23 Avr 2017

La dépression : qu’est-ce que c’est, quelles en sont les différents types de dépression et comment la vaincre ?

La dépression est une maladie qui touche plus de 3 millions de personnes et ce, rien qu’en France. C’est un phénomène relativement courant qui aspire toute l’énergie de la personne touchée et cela peut mener jusqu’à des conséquences létales. Vous avez très sûrement déjà vu quelqu’un de votre entourage en plein épisode dépressif, affligé par une certaine douleur morale, et vous avez donc probablement remarqué qu’il était très difficile de les consoler dans leur mal-être. Je vous invite à découvrir dans cet article, ce qu’est la dépression, quels sont ses niveaux et les différents types de dépression ainsi que comment la traiter.

types de dépression

Photographie de Sgian Dubh Qajaq

Définition de la dépression

Dans le langage géographique, physique et météorologique, la dépression est une zone de creux, un abaissement soudain. Il en est de même pour une personne : si l’on voulait dessiner le ressenti émotionnel de quelqu’un avec une seule ligne et que l’on devait représenter sa dépression, il y aurait une chute du trait tout comme il y a une baisse de pulsion de vie dans l’esprit d’une personne dépressive.

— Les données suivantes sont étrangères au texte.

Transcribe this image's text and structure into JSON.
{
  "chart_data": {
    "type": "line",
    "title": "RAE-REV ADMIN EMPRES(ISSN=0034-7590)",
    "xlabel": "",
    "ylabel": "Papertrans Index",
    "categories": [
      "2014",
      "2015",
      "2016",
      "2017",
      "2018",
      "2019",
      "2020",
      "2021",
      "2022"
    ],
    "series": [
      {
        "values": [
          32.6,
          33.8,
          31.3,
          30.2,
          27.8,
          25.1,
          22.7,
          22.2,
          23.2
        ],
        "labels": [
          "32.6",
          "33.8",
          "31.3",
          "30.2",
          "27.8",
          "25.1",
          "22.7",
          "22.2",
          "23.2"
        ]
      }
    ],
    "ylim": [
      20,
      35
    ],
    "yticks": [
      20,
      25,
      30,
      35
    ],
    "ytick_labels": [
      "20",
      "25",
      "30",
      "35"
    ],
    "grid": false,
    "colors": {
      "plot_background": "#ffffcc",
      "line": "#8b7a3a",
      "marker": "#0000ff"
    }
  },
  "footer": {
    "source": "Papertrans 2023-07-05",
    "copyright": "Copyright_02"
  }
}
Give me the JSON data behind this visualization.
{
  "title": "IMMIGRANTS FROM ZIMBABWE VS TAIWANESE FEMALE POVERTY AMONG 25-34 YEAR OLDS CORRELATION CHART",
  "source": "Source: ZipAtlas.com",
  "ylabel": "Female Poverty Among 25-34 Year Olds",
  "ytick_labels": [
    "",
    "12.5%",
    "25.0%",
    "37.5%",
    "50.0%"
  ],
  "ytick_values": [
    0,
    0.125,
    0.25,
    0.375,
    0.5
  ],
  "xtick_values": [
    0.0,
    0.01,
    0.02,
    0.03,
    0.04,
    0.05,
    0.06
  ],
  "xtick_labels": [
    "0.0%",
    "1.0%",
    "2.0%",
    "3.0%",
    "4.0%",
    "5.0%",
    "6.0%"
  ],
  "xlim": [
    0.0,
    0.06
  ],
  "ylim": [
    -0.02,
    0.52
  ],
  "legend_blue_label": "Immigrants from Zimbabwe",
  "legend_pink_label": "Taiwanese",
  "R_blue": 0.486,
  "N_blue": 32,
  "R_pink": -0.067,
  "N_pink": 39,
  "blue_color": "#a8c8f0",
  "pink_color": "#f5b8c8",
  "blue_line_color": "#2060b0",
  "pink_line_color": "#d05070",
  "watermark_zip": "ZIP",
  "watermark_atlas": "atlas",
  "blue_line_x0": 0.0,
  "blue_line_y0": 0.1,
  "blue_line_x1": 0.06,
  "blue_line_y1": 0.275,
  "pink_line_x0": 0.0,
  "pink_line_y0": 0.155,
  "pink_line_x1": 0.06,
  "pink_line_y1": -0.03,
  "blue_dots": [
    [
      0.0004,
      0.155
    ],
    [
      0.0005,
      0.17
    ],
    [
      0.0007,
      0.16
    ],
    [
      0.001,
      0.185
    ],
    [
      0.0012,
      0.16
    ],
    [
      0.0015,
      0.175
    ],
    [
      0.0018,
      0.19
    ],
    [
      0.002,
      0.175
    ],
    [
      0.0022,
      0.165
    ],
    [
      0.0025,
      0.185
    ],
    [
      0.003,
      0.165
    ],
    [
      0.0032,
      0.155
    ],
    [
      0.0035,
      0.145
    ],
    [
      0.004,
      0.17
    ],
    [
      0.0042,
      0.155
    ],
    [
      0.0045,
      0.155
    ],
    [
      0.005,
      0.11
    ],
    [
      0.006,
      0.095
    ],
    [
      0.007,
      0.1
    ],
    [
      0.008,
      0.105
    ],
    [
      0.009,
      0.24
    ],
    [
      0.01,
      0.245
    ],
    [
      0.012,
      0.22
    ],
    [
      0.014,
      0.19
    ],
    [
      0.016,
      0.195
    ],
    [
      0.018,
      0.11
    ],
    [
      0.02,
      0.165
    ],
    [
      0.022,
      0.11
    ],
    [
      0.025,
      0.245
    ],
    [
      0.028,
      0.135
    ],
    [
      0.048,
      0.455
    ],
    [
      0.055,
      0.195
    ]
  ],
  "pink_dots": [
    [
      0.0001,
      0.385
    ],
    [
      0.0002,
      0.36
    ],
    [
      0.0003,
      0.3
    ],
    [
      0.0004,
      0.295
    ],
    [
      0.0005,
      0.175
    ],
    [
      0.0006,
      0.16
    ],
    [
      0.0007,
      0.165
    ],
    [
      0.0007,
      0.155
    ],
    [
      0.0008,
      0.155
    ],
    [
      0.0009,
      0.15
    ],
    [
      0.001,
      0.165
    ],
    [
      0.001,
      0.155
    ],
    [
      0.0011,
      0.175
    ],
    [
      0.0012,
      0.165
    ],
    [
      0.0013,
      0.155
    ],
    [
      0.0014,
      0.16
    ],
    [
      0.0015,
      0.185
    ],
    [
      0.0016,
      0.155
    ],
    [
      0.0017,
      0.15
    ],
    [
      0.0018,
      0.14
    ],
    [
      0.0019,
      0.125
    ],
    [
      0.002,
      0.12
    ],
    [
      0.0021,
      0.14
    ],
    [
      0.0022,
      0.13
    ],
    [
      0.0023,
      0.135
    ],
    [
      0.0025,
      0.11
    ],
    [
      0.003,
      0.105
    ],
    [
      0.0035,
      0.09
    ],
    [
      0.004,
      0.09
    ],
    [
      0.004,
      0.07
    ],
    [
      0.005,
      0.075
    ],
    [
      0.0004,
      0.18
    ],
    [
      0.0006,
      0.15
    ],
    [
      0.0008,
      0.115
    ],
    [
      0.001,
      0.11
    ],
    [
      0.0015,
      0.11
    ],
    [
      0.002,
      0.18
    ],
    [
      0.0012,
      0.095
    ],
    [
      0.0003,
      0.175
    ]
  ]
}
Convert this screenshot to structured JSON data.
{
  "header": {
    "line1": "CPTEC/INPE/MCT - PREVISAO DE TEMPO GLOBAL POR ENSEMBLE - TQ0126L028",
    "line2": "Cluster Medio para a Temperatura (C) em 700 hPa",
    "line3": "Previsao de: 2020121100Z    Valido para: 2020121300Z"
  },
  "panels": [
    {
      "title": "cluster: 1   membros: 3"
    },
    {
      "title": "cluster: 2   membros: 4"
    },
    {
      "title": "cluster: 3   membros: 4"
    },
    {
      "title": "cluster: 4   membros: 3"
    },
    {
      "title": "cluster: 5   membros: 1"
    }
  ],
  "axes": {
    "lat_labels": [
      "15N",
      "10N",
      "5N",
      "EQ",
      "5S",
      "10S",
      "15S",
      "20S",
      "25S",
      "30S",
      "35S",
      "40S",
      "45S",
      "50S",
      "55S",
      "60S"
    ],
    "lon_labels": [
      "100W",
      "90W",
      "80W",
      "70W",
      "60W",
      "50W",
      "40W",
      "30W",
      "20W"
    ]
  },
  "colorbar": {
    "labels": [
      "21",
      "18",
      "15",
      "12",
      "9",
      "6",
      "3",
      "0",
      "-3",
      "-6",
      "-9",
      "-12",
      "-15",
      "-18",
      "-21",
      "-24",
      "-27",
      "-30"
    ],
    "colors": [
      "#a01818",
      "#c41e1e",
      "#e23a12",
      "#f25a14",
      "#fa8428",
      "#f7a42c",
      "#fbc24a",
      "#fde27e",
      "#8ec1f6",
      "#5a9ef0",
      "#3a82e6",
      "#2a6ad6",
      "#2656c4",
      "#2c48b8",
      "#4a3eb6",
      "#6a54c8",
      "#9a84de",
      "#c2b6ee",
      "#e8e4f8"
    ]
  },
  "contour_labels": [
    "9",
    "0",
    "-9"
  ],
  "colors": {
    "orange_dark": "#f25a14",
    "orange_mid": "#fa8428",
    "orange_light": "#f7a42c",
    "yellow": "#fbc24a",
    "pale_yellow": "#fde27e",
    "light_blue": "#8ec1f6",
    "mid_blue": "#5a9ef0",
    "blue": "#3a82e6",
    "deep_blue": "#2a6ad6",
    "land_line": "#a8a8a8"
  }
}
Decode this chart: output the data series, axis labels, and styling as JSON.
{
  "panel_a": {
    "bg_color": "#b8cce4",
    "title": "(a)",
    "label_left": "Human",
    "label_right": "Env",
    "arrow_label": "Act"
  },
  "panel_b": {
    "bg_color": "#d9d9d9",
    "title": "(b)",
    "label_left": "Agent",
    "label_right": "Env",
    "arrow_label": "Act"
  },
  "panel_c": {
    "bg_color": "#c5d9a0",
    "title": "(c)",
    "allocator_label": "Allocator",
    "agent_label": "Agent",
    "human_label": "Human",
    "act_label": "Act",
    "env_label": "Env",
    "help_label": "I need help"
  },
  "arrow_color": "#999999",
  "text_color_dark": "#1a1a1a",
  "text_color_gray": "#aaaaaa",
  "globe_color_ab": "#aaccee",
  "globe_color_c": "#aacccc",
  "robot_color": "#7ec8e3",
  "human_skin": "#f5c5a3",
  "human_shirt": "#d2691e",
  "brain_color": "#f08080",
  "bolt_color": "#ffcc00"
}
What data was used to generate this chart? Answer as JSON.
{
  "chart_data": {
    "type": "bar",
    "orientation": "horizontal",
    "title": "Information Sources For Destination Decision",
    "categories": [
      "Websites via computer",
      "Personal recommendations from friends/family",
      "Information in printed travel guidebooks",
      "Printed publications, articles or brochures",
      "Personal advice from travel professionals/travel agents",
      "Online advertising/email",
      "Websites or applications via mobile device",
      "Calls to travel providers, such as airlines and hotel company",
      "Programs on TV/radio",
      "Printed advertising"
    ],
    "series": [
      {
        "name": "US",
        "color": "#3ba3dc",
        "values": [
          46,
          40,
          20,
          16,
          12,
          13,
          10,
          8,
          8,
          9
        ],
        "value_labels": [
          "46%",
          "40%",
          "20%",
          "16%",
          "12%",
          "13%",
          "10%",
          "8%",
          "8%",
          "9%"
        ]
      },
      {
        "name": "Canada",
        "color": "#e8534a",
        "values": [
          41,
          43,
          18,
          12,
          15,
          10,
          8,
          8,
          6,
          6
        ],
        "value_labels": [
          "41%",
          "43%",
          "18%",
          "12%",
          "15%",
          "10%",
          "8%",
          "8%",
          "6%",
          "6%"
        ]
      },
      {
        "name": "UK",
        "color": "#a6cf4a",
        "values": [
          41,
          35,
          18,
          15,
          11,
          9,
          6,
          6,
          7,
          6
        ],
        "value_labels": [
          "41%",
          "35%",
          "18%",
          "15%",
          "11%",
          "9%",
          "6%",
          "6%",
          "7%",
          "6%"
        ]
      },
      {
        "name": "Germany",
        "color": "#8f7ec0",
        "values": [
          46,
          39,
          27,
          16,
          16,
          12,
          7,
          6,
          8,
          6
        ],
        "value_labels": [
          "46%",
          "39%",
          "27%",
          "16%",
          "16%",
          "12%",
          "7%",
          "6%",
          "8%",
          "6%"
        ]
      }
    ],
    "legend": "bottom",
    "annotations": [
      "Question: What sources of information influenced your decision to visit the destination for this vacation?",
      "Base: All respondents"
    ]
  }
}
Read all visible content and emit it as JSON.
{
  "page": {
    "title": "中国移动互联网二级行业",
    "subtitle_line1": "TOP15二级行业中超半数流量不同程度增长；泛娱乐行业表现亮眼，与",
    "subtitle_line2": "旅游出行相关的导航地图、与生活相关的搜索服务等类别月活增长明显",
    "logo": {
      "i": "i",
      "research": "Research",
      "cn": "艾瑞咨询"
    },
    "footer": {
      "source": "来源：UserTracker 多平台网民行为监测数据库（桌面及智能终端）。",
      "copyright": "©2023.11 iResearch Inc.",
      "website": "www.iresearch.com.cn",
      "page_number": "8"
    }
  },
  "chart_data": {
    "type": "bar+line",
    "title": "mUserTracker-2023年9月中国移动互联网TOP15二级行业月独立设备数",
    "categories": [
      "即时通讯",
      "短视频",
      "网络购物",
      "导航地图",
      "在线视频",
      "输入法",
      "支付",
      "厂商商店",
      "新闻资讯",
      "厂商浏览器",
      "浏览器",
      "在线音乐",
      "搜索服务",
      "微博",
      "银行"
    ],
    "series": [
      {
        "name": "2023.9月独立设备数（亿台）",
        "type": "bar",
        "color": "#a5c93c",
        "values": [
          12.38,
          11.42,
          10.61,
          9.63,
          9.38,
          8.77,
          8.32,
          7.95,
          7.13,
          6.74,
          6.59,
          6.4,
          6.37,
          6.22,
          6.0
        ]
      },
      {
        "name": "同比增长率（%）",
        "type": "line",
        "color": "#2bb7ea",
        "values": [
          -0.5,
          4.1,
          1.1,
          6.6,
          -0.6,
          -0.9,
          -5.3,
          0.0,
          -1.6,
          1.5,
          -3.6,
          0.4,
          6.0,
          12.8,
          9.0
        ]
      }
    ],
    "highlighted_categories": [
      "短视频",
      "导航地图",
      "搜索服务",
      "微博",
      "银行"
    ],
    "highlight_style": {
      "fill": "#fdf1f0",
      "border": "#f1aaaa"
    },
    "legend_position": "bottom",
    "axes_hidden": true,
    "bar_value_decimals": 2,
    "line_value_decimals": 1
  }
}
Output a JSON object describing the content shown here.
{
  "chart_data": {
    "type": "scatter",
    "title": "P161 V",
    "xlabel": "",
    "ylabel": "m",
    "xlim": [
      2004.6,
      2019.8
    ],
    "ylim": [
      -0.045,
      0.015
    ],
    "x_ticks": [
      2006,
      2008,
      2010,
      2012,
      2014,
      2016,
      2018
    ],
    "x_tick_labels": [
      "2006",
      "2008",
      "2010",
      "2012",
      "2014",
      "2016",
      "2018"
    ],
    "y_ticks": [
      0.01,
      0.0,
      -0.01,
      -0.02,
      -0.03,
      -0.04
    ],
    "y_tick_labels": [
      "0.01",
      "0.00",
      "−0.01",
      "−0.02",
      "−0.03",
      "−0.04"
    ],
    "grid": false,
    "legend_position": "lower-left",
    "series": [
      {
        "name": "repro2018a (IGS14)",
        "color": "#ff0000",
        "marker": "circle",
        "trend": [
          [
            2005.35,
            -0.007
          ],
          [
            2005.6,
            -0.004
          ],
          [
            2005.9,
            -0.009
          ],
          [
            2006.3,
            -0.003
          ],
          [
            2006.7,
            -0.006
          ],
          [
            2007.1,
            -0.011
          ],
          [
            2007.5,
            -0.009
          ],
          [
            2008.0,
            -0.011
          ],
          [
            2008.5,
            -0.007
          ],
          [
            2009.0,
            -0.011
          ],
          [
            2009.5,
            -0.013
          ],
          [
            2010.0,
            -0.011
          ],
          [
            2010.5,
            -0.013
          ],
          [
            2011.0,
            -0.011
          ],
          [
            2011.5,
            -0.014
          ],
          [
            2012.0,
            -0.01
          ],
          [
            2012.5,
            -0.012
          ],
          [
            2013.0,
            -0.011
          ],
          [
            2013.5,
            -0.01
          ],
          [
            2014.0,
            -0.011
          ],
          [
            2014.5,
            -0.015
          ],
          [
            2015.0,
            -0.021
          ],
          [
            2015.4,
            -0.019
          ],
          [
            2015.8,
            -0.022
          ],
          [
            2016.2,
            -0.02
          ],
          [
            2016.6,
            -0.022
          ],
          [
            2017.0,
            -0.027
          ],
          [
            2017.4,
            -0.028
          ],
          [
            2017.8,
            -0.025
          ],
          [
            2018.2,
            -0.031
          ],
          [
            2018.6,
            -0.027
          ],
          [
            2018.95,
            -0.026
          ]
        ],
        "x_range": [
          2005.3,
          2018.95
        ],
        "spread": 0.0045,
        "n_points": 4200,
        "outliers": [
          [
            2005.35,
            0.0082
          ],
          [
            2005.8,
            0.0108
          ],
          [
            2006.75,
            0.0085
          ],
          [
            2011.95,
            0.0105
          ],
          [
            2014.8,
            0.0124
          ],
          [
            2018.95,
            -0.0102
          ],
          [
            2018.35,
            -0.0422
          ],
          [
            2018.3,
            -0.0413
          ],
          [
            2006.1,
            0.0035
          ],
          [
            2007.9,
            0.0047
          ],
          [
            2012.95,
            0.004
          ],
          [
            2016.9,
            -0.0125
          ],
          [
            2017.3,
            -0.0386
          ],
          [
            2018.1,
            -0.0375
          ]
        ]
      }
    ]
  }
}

D’un point de vue psychiatrique, la dépression dite majeure se définit par :

  • une souffrance avec :

    • humeur dépressive,
    • diminution du plaisir, de l’intérêt, des activités,
    • perte / gain de poids sans régime ou modification de l’appétit
    • lenteur / agitation
    • fatigue, perte d’énergie
    • troubles du sommeil
    • culpabilité, auto-dénigration
    • diminution de l’aptitude à penser, à se concentrer et à décider
    • pensées de mort récurrente
  • une difficulté à continuer sa vie sociale et professionnelle
  • ne perdure pas après un deuil
  • non induit par une substance

Différents types de dépression et niveaux de dépression

Tout d’abord, notons que la dépression n’est pas un simple « coup de mou », c’est une véritable douleur morale persistante. Il existe différents types de dépression, et celle-ci revêt différents visages, connaît plusieurs origines et se trouve à divers étages, c’est ce que nous allons voir maintenant :

Types de dépression : l’épisode dépressif

L’épisode dépressif est la forme la plus courante de la dépression. Cet épisode est nommé comme tel à partir du moment où il dure plus de 15 jours. Même si cela est variable, une amélioration spontanée de l’épisode dépressif vient entre 6 à 9 mois en général. Il est toutefois préférable de consulter un psychologue car pour la dépression, la foudre a plutôt tendance à frapper deux fois au même endroit.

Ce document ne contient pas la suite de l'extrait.